Dublin Murders' [SPOILER] moment connects to creepy real-life story

Photo credit: BBC
Photo credit: BBC

From Digital Spy

Note: this article contains spoilers for episode one of Dublin Murders.

Dublin Murders, the BBC adaption of two of Tana French's best-selling crime novels, premiered on Monday (October 14).

At first glance, you'd be forgiven for thinking that it's just the latest in a string of crime dramas, but actually there's a lot more at play in Sarah Phelps' (The ABC Murders) new project.

Detectives Cassie Maddox (Sarah Greene) and Rob Reilly (Killian Scott) are landed with a case that dredges up memories and emotions from a mystery that still plagues the local residents outside of Ireland's capital.

Photo credit: BBC
Photo credit: BBC

Related: Dublin Murders star says *that* shocking scene was handled "sensitively"

When 13-year-old Katy is discovered dead in the woods by a pair of student archeologists, detectives Maddox and Reilly are called to assess the scene.

"Is this something to do with the others? Back in the '80s?" one of the forensic team asks them, before a flashback to the show's past timeline offers a glimpse at a group of young children entering that same spot.

It is later revealed that, in 1985, three children – Jamie, Peter and Adam – entered the woodland and only one made it out. No bodies were recovered and, at least by the end of episode one, nobody knows what happened to the two missing children.

Maddox and Reilly have secrets, too. The former has a battle with another former case bubbling under the surface, having been called to court to testify for witness protection and having someone presumably linked to the convicted man breaking into her flat. Rob, meanwhile, has an unconventional relationship with his landlord and a dark link to the past that only surfaces at the end of episode one.

Following some eerie clothes-smelling in the evidence-filled police basement, it becomes clear that Rob is Adam, the only child to survive the '85 mystery.

It seems as though fellow Detective Maddox is also in on his secret.

Photo credit: BBC
Photo credit: BBC

"This isn't for us. We can't do this, not this one," she tells Rob, after they start work on the latest child murder and deliver the devastating news to Katy's family.

"You know why you can't do it," she says directly to Rob.

Not only have the police been asked to set about reinvestigating possible links to the unsolved '85 disappearances, but local residents seem to be drawing comparisons too.

Aside from Rob's conflict of interest, one other thing seems clear: there's a lot more to this town than a straight murder mystery.

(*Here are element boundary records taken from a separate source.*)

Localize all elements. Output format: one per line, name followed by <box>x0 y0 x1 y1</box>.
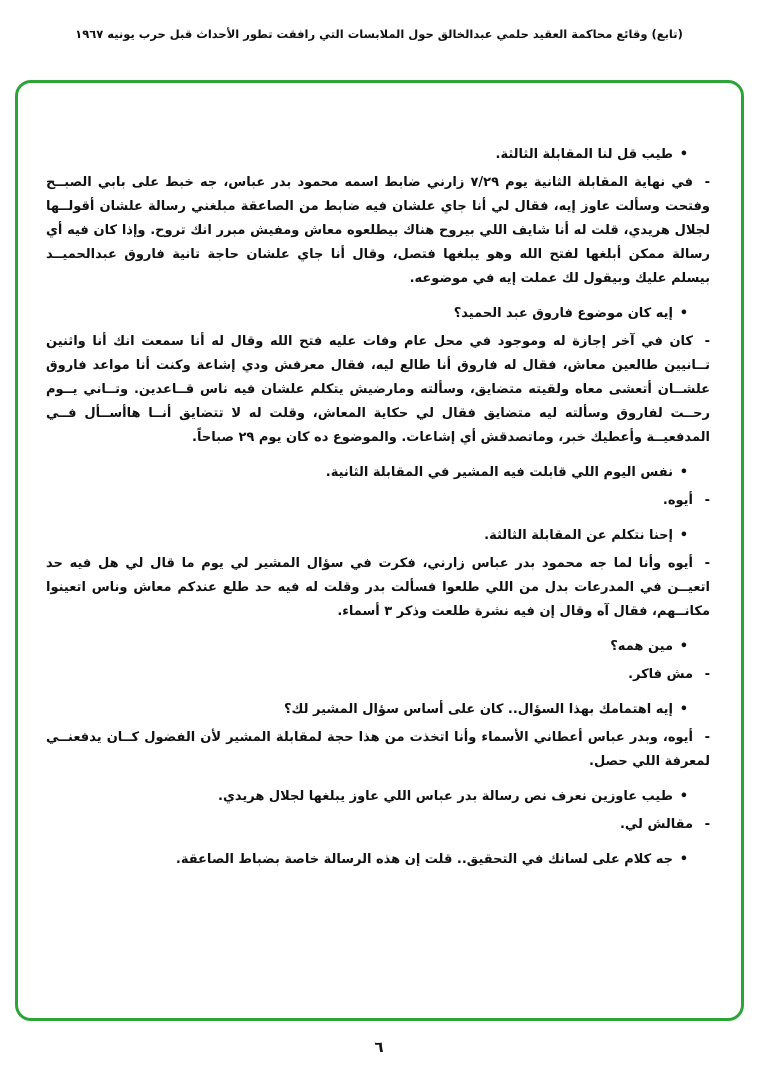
bullet-icon: • <box>679 147 688 162</box>
item-text: إيه كان موضوع فاروق عبد الحميد؟ <box>453 306 673 321</box>
dash-icon: - <box>704 175 710 190</box>
bullet-icon: • <box>679 528 688 543</box>
item-text: إحنا نتكلم عن المقابلة الثالثة. <box>484 528 673 543</box>
bullet-icon: • <box>679 465 688 480</box>
question-item <box>46 461 688 485</box>
item-text: أيوه، وبدر عباس أعطاني الأسماء وأنا اتخذت من هذا حجة لمقابلة المشير لأن الفضول كــان يدفعنــي لمعرفة اللي حصل. <box>46 730 710 769</box>
item-text: جه كلام على لسانك في التحقيق.. قلت إن هذه الرسالة خاصة بضباط الصاعقة. <box>175 852 673 867</box>
question-item <box>46 848 688 872</box>
answer-item <box>46 552 710 624</box>
item-text: نفس اليوم اللي قابلت فيه المشير في المقابلة الثانية. <box>325 465 673 480</box>
question-item <box>46 635 688 659</box>
question-item <box>46 302 688 326</box>
answer-item <box>46 813 710 837</box>
header-title: (تابع) وقائع محاكمة العقيد حلمي عبدالخالق حول الملابسات التي رافقت تطور الأحداث قبل حرب يونيه ١٩٦٧ <box>75 27 683 41</box>
item-text: مش فاكر. <box>628 667 693 682</box>
question-item <box>46 524 688 548</box>
dash-icon: - <box>704 334 710 349</box>
answer-item <box>46 489 710 513</box>
question-item <box>46 143 688 167</box>
dash-icon: - <box>704 730 710 745</box>
item-text: أيوه. <box>662 493 693 508</box>
dash-icon: - <box>704 667 710 682</box>
bullet-icon: • <box>679 306 688 321</box>
dash-icon: - <box>704 493 710 508</box>
bullet-icon: • <box>679 639 688 654</box>
item-text: في نهاية المقابلة الثانية يوم ٧/٢٩ زارني ضابط اسمه محمود بدر عباس، جه خبط على بابي الصبــح وفتحت وسألت عاوز إيه، فقال لي أنا جاي علشان فيه ضابط من الصاعقة مبلغني رسالة علشان أقولــها لجلال هريدي، قلت له أنا شايف اللي بيروح هناك بيطلعوه معاش ومفيش مبرر انك تروح. وإذا كان فيه أي رسالة ممكن أبلغها لفتح الله وهو يبلغها فتصل، وقال أنا جاي علشان حاجة تانية فاروق عبدالحميــد بيسلم عليك وبيقول لك عملت إيه في موضوعه. <box>46 175 710 286</box>
question-item <box>46 698 688 722</box>
item-text: إيه اهتمامك بهذا السؤال.. كان على أساس سؤال المشير لك؟ <box>283 702 673 717</box>
item-text: طيب قل لنا المقابلة الثالثة. <box>495 147 673 162</box>
bullet-icon: • <box>679 789 688 804</box>
answer-item <box>46 726 710 774</box>
page-number: ٦ <box>374 1038 384 1056</box>
answer-item <box>46 663 710 687</box>
item-text: طيب عاوزين نعرف نص رسالة بدر عباس اللي عاوز يبلغها لجلال هريدي. <box>218 789 673 804</box>
bullet-icon: • <box>679 702 688 717</box>
item-text: كان في آخر إجازة له وموجود في محل عام وفات عليه فتح الله وقال له أنا سمعت انك أنا واثنين تــانيين طالعين معاش، فقال له فاروق أنا طالع ليه، فقال معرفش ودي إشاعة وكنت أنا مواعد فاروق علشــان أتعشى معاه ولقيته متضايق، وسألته ومارضيش يتكلم علشان فيه ناس قــاعدين. وتــاني يــوم رحــت لفاروق وسألته ليه متضايق فقال لي حكاية المعاش، وقلت له لا تتضايق أنــا هاأســأل فــي المدفعيــة وأعطيك خبر، وماتصدقش أي إشاعات. والموضوع ده كان يوم ٢٩ صباحاً. <box>46 334 710 445</box>
dash-icon: - <box>704 556 710 571</box>
item-text: مين همه؟ <box>610 639 673 654</box>
transcript-list <box>46 132 710 876</box>
item-text: أيوه وأنا لما جه محمود بدر عباس زارني، فكرت في سؤال المشير لي يوم ما قال لي هل فيه حد اتعيــن في المدرعات بدل من اللي طلعوا فسألت بدر وقلت له فيه حد طلع عندكم معاش وناس اتعينوا مكانــهم، فقال آه وقال إن فيه نشرة طلعت وذكر ٣ أسماء. <box>46 556 710 619</box>
item-text: مقالش لي. <box>619 817 693 832</box>
dash-icon: - <box>704 817 710 832</box>
question-item <box>46 785 688 809</box>
bullet-icon: • <box>679 852 688 867</box>
answer-item <box>46 330 710 450</box>
answer-item <box>46 171 710 291</box>
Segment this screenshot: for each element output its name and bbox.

With some almost-supernatural elements pushing their way through, we're left wondering what it all might mean.

Photo credit: BBC
Photo credit: BBC

During Katy's post-mortem, it is decided that she would have been carried into the woods after her death, implying that she would have been placed in the woods – and more specifically, on the 'altar' – for a reason.

Dublin Murders creator Sarah Phelps recently revealed that she had been heavily inspired by a real-life story she once saw on Countryfile (yes, really).

The BBC show visited Northern Ireland for that particular episode, and they interviewed a man who had been protesting against a motorway because it would have meant destroying a Hawthorn tree.

Phelps described this tree as "magic", and said that the man's argument had centred on the belief that "if you cut it down, everything will be disrupted [because] you cannot upset the fates".

What drew Sarah to this story, she explained, was that "he won [his protest] because at some deep, metaphysical level every person involved [must have] woken up at 4am and thought 'What if he's right? What if you cut down that tree and all hell breaks loose?'"

Superstition, after all, is embedded in all of our lives in one way or another, whether we say "touch wood" so as not to jinx ourselves, or avoid walking under ladders to stay away from bad luck.

This resonance of belief or mythology has undoubtedly crept into Sarah's script, but what if the story of the Hawthorn tree actually has deeper roots for the show's plot?

Katy's parents were said to have been campaigning for the move of a motorway, according to one conversation between the detectives. And what if that 'altar' was, in fact, a tree stump, or perhaps the site where a Hawthorn tree once stood?

One of the forensic team points out that the archaeologists who found the child's body had been digging around the area because "all this is going to be flattened for the new motorway".

In fact, Adam (the boy that made it out of the woods in '85) was discovered, covered in blood, terrified, clutching A TREE.

Photo credit: BBC
Photo credit: BBC

The wood seems to be a place of mysticism, fuelled further by the big wolf that wandered through the foliage and right into Rob's bedroom while he was asleep. His dream and the real world collided for a moment, but then he was jolted awake by falling off the bed and dislocating his shoulder.

We've been left with a lot of questions, that's for sure.

Dublin Murders continues tomorrow (October 15) at 9pm on BBC One.